When starting a program, there are two ways to start it: load the first p pages into RAM, then run, or use demand paging where only the first page is loaded, then the program is run. The advantage to loading the first p pages is that you get better throughput if the program uese the first p page. The advantage to using demand pages is that the startup is a lot faster, but there's a disadvantage that there are more page faults.

Dirty Bit

First, let's talk about the cost of a page fault. These are the CPU for a policy decision, the trap overhead, the cost of writing out a victim's contents, and the cost of reading in a faulting page. The last two are the most costly, so those are what we want to reduce the most. The advantage of the dirty bit is that it reduces the cost of writing out a victim's contents. We can use a dirty bit to skip writing out a victim's contents if the victim hasn't been changed on disk since the read in. If the dirty bit is 0 (no changes), we can just discard the victim to save time. This dirty bit can be implemented using r-w-x bits, so we have hardware support.

Emacs

Let's talk about the implementation of emacs really quickly. More specifically, we'll be looking at fork() and vfork().

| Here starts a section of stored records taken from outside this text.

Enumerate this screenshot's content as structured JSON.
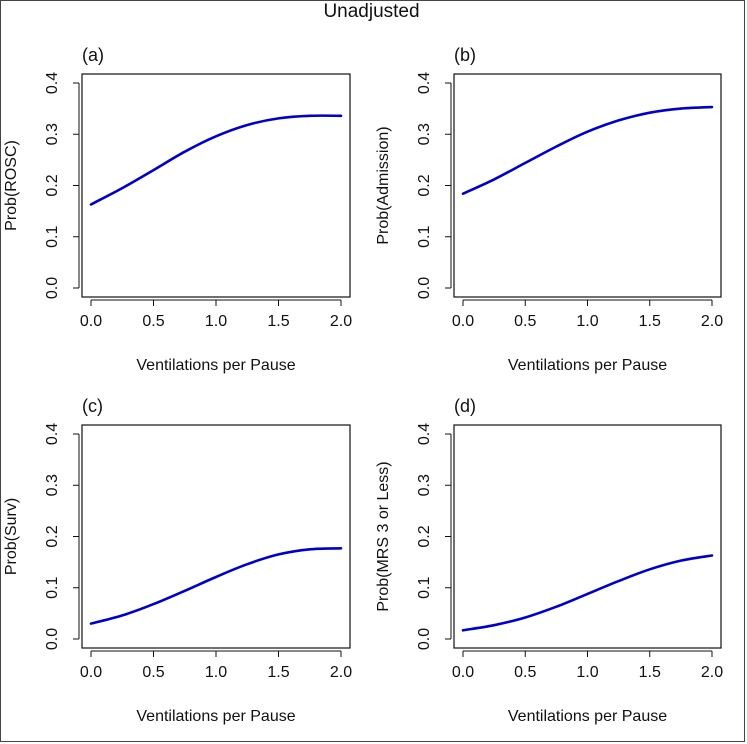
{
  "figure": {
    "title": "Unadjusted"
  },
  "style": {
    "line_color": "#0000cc",
    "axis_color": "#111111",
    "background": "#ffffff"
  },
  "chart_data": [
    {
      "type": "line",
      "panel_label": "(a)",
      "title": "",
      "xlabel": "Ventilations per Pause",
      "ylabel": "Prob(ROSC)",
      "xlim": [
        0,
        2
      ],
      "ylim": [
        0,
        0.4
      ],
      "xticks": [
        "0.0",
        "0.5",
        "1.0",
        "1.5",
        "2.0"
      ],
      "yticks": [
        "0.0",
        "0.1",
        "0.2",
        "0.3",
        "0.4"
      ],
      "grid": false,
      "series": [
        {
          "x": [
            0.0,
            0.25,
            0.5,
            0.75,
            1.0,
            1.25,
            1.5,
            1.75,
            2.0
          ],
          "y": [
            0.163,
            0.195,
            0.23,
            0.266,
            0.296,
            0.318,
            0.331,
            0.336,
            0.336
          ]
        }
      ]
    },
    {
      "type": "line",
      "panel_label": "(b)",
      "title": "",
      "xlabel": "Ventilations per Pause",
      "ylabel": "Prob(Admission)",
      "xlim": [
        0,
        2
      ],
      "ylim": [
        0,
        0.4
      ],
      "xticks": [
        "0.0",
        "0.5",
        "1.0",
        "1.5",
        "2.0"
      ],
      "yticks": [
        "0.0",
        "0.1",
        "0.2",
        "0.3",
        "0.4"
      ],
      "grid": false,
      "series": [
        {
          "x": [
            0.0,
            0.25,
            0.5,
            0.75,
            1.0,
            1.25,
            1.5,
            1.75,
            2.0
          ],
          "y": [
            0.184,
            0.212,
            0.244,
            0.276,
            0.305,
            0.327,
            0.342,
            0.35,
            0.353
          ]
        }
      ]
    },
    {
      "type": "line",
      "panel_label": "(c)",
      "title": "",
      "xlabel": "Ventilations per Pause",
      "ylabel": "Prob(Surv)",
      "xlim": [
        0,
        2
      ],
      "ylim": [
        0,
        0.4
      ],
      "xticks": [
        "0.0",
        "0.5",
        "1.0",
        "1.5",
        "2.0"
      ],
      "yticks": [
        "0.0",
        "0.1",
        "0.2",
        "0.3",
        "0.4"
      ],
      "grid": false,
      "series": [
        {
          "x": [
            0.0,
            0.25,
            0.5,
            0.75,
            1.0,
            1.25,
            1.5,
            1.75,
            2.0
          ],
          "y": [
            0.03,
            0.046,
            0.068,
            0.094,
            0.121,
            0.146,
            0.165,
            0.175,
            0.177
          ]
        }
      ]
    },
    {
      "type": "line",
      "panel_label": "(d)",
      "title": "",
      "xlabel": "Ventilations per Pause",
      "ylabel": "Prob(MRS 3 or Less)",
      "xlim": [
        0,
        2
      ],
      "ylim": [
        0,
        0.4
      ],
      "xticks": [
        "0.0",
        "0.5",
        "1.0",
        "1.5",
        "2.0"
      ],
      "yticks": [
        "0.0",
        "0.1",
        "0.2",
        "0.3",
        "0.4"
      ],
      "grid": false,
      "series": [
        {
          "x": [
            0.0,
            0.25,
            0.5,
            0.75,
            1.0,
            1.25,
            1.5,
            1.75,
            2.0
          ],
          "y": [
            0.017,
            0.027,
            0.042,
            0.063,
            0.088,
            0.113,
            0.136,
            0.153,
            0.163
          ]
        }
      ]
    }
  ]
}
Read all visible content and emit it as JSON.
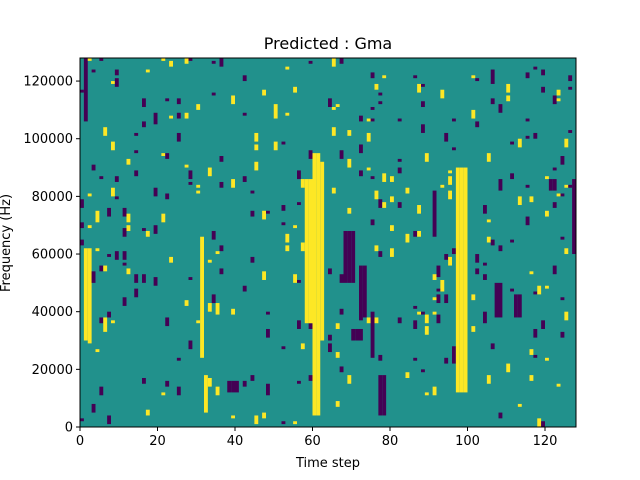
{
  "chart_data": {
    "type": "heatmap",
    "title": "Predicted : Gma",
    "xlabel": "Time step",
    "ylabel": "Frequency (Hz)",
    "xlim": [
      0,
      128
    ],
    "ylim": [
      0,
      128000
    ],
    "x_ticks": [
      0,
      20,
      40,
      60,
      80,
      100,
      120
    ],
    "y_ticks": [
      0,
      20000,
      40000,
      60000,
      80000,
      100000,
      120000
    ],
    "x_tick_labels": [
      "0",
      "20",
      "40",
      "60",
      "80",
      "100",
      "120"
    ],
    "y_tick_labels": [
      "0",
      "20000",
      "40000",
      "60000",
      "80000",
      "100000",
      "120000"
    ],
    "grid": false,
    "colormap": "viridis",
    "colors": {
      "background_level": "#21918c",
      "low_level": "#440154",
      "high_level": "#fde725"
    },
    "cells": {
      "columns": 128,
      "rows": 128,
      "background_value": 1,
      "low_value": 0,
      "high_value": 2,
      "high_bands": [
        {
          "t": [
            1,
            3
          ],
          "f": [
            30000,
            62000
          ]
        },
        {
          "t": [
            31,
            32
          ],
          "f": [
            24000,
            66000
          ]
        },
        {
          "t": [
            32,
            33
          ],
          "f": [
            5000,
            18000
          ]
        },
        {
          "t": [
            60,
            62
          ],
          "f": [
            4000,
            95000
          ]
        },
        {
          "t": [
            58,
            61
          ],
          "f": [
            36000,
            86000
          ]
        },
        {
          "t": [
            62,
            63
          ],
          "f": [
            30000,
            92000
          ]
        },
        {
          "t": [
            97,
            100
          ],
          "f": [
            12000,
            90000
          ]
        },
        {
          "t": [
            98,
            99
          ],
          "f": [
            35000,
            85000
          ]
        }
      ],
      "low_bands": [
        {
          "t": [
            1,
            2
          ],
          "f": [
            106000,
            128000
          ]
        },
        {
          "t": [
            38,
            41
          ],
          "f": [
            12000,
            16000
          ]
        },
        {
          "t": [
            68,
            71
          ],
          "f": [
            50000,
            68000
          ]
        },
        {
          "t": [
            70,
            73
          ],
          "f": [
            30000,
            34000
          ]
        },
        {
          "t": [
            72,
            74
          ],
          "f": [
            38000,
            56000
          ]
        },
        {
          "t": [
            75,
            76
          ],
          "f": [
            24000,
            40000
          ]
        },
        {
          "t": [
            77,
            79
          ],
          "f": [
            4000,
            18000
          ]
        },
        {
          "t": [
            91,
            92
          ],
          "f": [
            66000,
            82000
          ]
        },
        {
          "t": [
            107,
            109
          ],
          "f": [
            38000,
            50000
          ]
        },
        {
          "t": [
            112,
            114
          ],
          "f": [
            38000,
            46000
          ]
        },
        {
          "t": [
            121,
            123
          ],
          "f": [
            82000,
            86000
          ]
        },
        {
          "t": [
            127,
            128
          ],
          "f": [
            60000,
            86000
          ]
        }
      ],
      "sparse_high_columns": [
        2,
        4,
        6,
        8,
        12,
        17,
        21,
        23,
        27,
        30,
        33,
        35,
        39,
        45,
        47,
        50,
        53,
        55,
        57,
        65,
        66,
        69,
        74,
        76,
        78,
        80,
        84,
        87,
        89,
        91,
        93,
        95,
        101,
        105,
        110,
        113,
        116,
        118,
        120,
        123,
        125
      ],
      "sparse_low_columns": [
        0,
        3,
        5,
        7,
        9,
        11,
        14,
        16,
        19,
        22,
        25,
        28,
        34,
        36,
        42,
        44,
        48,
        52,
        56,
        59,
        64,
        67,
        72,
        75,
        77,
        82,
        86,
        88,
        92,
        94,
        96,
        102,
        104,
        106,
        108,
        111,
        115,
        117,
        119,
        122,
        124,
        126
      ]
    }
  }
}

     fork(); //clones all of emac's virtual memory

With fork(), emac's child copies the page table and shares the data table with emacs.

     vfork(); //clones, but parent is frozen until child either execs or exits

With vfork(), emac's child shares the parent's page table and data table.

Malloc Implementation

How exactly does malloc work? Suppose we want to allocate a lot of memory:

     p = malloc(1000);

Here, p is a pointer into virtual memory. Malloc can use the mmap( ... ) system callto alter a process's page tables. This allows it to map a file's pages into RAM (malloc maps free memory into virtual memory), which allows malloc to run faster. Given how great mmap is, doesn't this make read obsolete? Well, the downside to mmap is that it's much simpler but also slower. When you access memory with mmap, you're at the mercy of the OS's page replacement policy, and they guess wrong too often. mmap is good, just don't assume it's perfect.

Apache

Apache uses forks to deal with network requests. Let's take a look at how this could be implemented:

     use fork() to run
     {
          read(fd, ... );
          handle(fd, ... );
          close(fd);
     }

Unfortunately, this is a slow solution because each fork() needs to clone virtual memory. The solution to this problem would be to use pthread to make a thread for each request. This solution is a whole 10-40x faster than fork, but the tradeoff is that it's more brittle. Furthermore, using threads presents a lot of other problems. If we have 1000 request, we'll have 1000 threads which is absurd when you only have 8 CPUs trying to run 1000 threads. This presents the idea that context switching is a very significant cost. One way to solve this problem is to just have 8 threads (one per CPU), giving each an event queue.

Distributed Systems

We've been focusing on virtualization to enforce modularity. With virtualization, we see:

     pid p = fork();

With RPC (distributed system), we see:

     int n = read(fd, ...);

Let's compare RPC against syscalls. With RPC, the caller and calle don't share memory, there is no call by reference, and the caller and callee might not use the same hardware architecture. We use marshalling (serialization/pickling) to handle the situation of having two different architectures. The client sends data from RAM to server by first formatting the data before sending it.